Come to my next speaking engagement at the Temple Anshe Hesed at 930 Liberty St. in Erie, Pa. While it's snowing outside, it will be warm with intellectual and inspirational exchanges inside. The talk starts at 10:30 a.m., but make note that this is the spring forward day of Daylight's Savings Time, so that will be 9:30 a.m. our time.
   I am speaking on the topic of Emma Lazarus, who is best known for writing the sonnet the accompanied the Statue of Liberty, entitled "The New Colossus." The words, "give me your tired your poor" have been indelibly linked with the spirit of freedom that the statue has come to stand for, especially with the waves of immigration it welcomed for over a century. But Emma Lazarus was much more than just that sonnet. She was an intellectual who was befriended by Ralph Waldo Emerson and other aesthetes of her time, being heralded as one of the foremost poets of her ear. She sadly has been lost to history like so many other prominent women of her time, and many do not even know who she is today.
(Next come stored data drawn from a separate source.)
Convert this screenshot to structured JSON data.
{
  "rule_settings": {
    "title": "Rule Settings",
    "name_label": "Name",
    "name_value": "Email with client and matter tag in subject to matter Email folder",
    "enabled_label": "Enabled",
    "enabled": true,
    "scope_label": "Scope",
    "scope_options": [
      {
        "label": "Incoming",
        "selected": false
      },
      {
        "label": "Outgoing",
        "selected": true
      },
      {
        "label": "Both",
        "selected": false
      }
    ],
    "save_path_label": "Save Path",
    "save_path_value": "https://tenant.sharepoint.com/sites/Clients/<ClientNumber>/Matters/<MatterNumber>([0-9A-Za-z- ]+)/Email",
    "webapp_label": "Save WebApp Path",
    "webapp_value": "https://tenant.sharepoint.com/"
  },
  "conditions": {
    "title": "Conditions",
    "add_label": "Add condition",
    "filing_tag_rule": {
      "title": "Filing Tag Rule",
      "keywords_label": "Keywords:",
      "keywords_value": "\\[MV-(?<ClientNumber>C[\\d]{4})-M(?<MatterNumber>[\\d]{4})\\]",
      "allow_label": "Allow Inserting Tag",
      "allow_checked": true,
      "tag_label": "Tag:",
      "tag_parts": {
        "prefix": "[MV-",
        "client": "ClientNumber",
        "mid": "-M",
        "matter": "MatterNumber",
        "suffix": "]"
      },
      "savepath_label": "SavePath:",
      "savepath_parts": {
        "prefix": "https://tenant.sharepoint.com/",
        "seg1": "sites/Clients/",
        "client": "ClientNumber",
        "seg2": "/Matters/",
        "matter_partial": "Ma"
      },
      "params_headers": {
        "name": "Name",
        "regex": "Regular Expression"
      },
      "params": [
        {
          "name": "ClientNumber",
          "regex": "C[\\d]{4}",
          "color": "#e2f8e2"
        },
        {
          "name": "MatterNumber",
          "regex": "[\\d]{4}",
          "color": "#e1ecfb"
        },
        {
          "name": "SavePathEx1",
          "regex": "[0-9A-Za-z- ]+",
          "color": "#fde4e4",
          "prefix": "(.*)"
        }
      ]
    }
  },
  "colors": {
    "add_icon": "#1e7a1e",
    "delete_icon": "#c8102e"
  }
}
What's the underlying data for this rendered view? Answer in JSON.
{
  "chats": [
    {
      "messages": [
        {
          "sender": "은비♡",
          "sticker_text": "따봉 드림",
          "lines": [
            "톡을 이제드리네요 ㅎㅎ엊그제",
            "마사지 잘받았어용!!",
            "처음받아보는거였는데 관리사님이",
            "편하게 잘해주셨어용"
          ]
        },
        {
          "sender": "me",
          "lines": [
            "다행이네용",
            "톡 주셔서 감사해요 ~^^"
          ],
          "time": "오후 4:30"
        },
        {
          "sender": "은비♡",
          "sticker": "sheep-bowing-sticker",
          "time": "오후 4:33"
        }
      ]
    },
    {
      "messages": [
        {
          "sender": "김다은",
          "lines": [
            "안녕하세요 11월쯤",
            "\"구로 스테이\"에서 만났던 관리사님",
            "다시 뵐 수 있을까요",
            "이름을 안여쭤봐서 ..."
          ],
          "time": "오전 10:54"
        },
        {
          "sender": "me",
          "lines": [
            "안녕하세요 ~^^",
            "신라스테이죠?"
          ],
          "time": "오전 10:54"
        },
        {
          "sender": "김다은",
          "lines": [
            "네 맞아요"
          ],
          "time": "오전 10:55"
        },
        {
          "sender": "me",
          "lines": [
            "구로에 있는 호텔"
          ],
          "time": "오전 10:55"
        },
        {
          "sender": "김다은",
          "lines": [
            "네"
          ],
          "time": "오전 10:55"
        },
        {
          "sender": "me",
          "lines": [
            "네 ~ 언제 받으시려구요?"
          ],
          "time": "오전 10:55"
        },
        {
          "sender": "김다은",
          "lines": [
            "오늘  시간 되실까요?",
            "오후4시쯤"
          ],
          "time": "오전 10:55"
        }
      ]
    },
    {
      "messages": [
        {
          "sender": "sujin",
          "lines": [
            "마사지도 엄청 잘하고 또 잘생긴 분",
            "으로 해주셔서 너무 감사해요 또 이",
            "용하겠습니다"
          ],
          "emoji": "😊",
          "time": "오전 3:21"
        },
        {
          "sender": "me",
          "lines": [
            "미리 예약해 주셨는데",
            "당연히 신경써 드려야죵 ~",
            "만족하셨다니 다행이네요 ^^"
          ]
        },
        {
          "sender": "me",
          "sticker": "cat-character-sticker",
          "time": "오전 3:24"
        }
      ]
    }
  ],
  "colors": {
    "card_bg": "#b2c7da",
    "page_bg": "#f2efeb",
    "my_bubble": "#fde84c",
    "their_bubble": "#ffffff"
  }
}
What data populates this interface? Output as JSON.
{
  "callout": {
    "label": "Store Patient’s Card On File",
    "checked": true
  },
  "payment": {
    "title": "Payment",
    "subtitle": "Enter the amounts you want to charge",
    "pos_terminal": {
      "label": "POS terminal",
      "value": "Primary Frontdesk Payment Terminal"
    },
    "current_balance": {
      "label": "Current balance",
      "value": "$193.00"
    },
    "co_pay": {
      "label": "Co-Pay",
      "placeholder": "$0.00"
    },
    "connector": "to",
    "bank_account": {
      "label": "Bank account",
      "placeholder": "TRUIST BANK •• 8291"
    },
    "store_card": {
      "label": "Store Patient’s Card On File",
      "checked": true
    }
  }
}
She was also Jewish, and had to balance her multiple identities as a woman, American, Jews and poet--something she would be straddled with her entire life and finally made some sense of before she died.
  Hope to see you there!

Monday, March 7, 2011

Here's to Dr. Seuss

If you have a chance to read this week's column, which will be posted on Thursday at goerie.com, please do so. I delve into my own admiration of Dr. Seuss and share some of the reasons why his works have become classics. It's enormously difficult to become successful in the world of children's books. Just ask any aspiring writer and illustrator. Writing for children, especially for beginning readers, is so much more than just picking a clever theme, inventing a cute character and stringing together monosyllabic words for a few pages. It's an art, a science, and an academic challenge and one pioneered to a large degree by Theodor Seuss Geisel.
   All of that aside, Geisel also wrote with his heart as well as his head. His beliefs about the world and humanity translated into much of the work that has been published and tops the list of beloved children's classics.
  It was his birthday last week, and in homage, Read Across America day was named for him. It doesn't get much better than that.

Thursday, March 3, 2011

Music soothes the savage beast and feeds the muse

There is a running joke around here that if it weren't for my son's participation in something known as District Chorus and Regional Chorus, I would have have written nothing of any worth in the past 10 years.
   When tackling book projects, I am fond of listening to music as a backdrop to my writing. No music connoisseur I, the stuff usually comes from whatever I have hanging around that seems to fit the nature and theme of the topic. But thanks to my son, I have drawn from his vocal performances to keep me on task.
   A musical kid, my son participated in these vocal opportunities during his years in high school. And as an ever generous mother, I purchased not just the laminated photos of the full choruses, but the accompanying CDs from the concerts as well.
   This has been standard operating procedure for me since my son started performing in public arenas with  the regional youth orchestra at the tender age of 10. But the one difference between me and perhaps other parents who paid their obligatory financial homage to the orchestra, I listened to the CDs. And when he transitioned into singing and the above state competitions, I became faithful to those musical tracks as well.
   But what sealed the deal was downloading those CDs into my computer's music library, which makes it easy to listen to the music by just clicking on an icon. My last two novels were written completely to the sounds created by these now-defunct, one-time choruses.
   If these kids only knew how they inspired me, well, I doubt they would believe it. I have become so familiar with these tracks because according to my music library, I have listened to some of them hundreds of times. I can pick out specific voices, including my son's.
   And at least just for a little while, I am transported back to another time, sitting in the audience before a stage of robed young choral singers who look and sound like angels.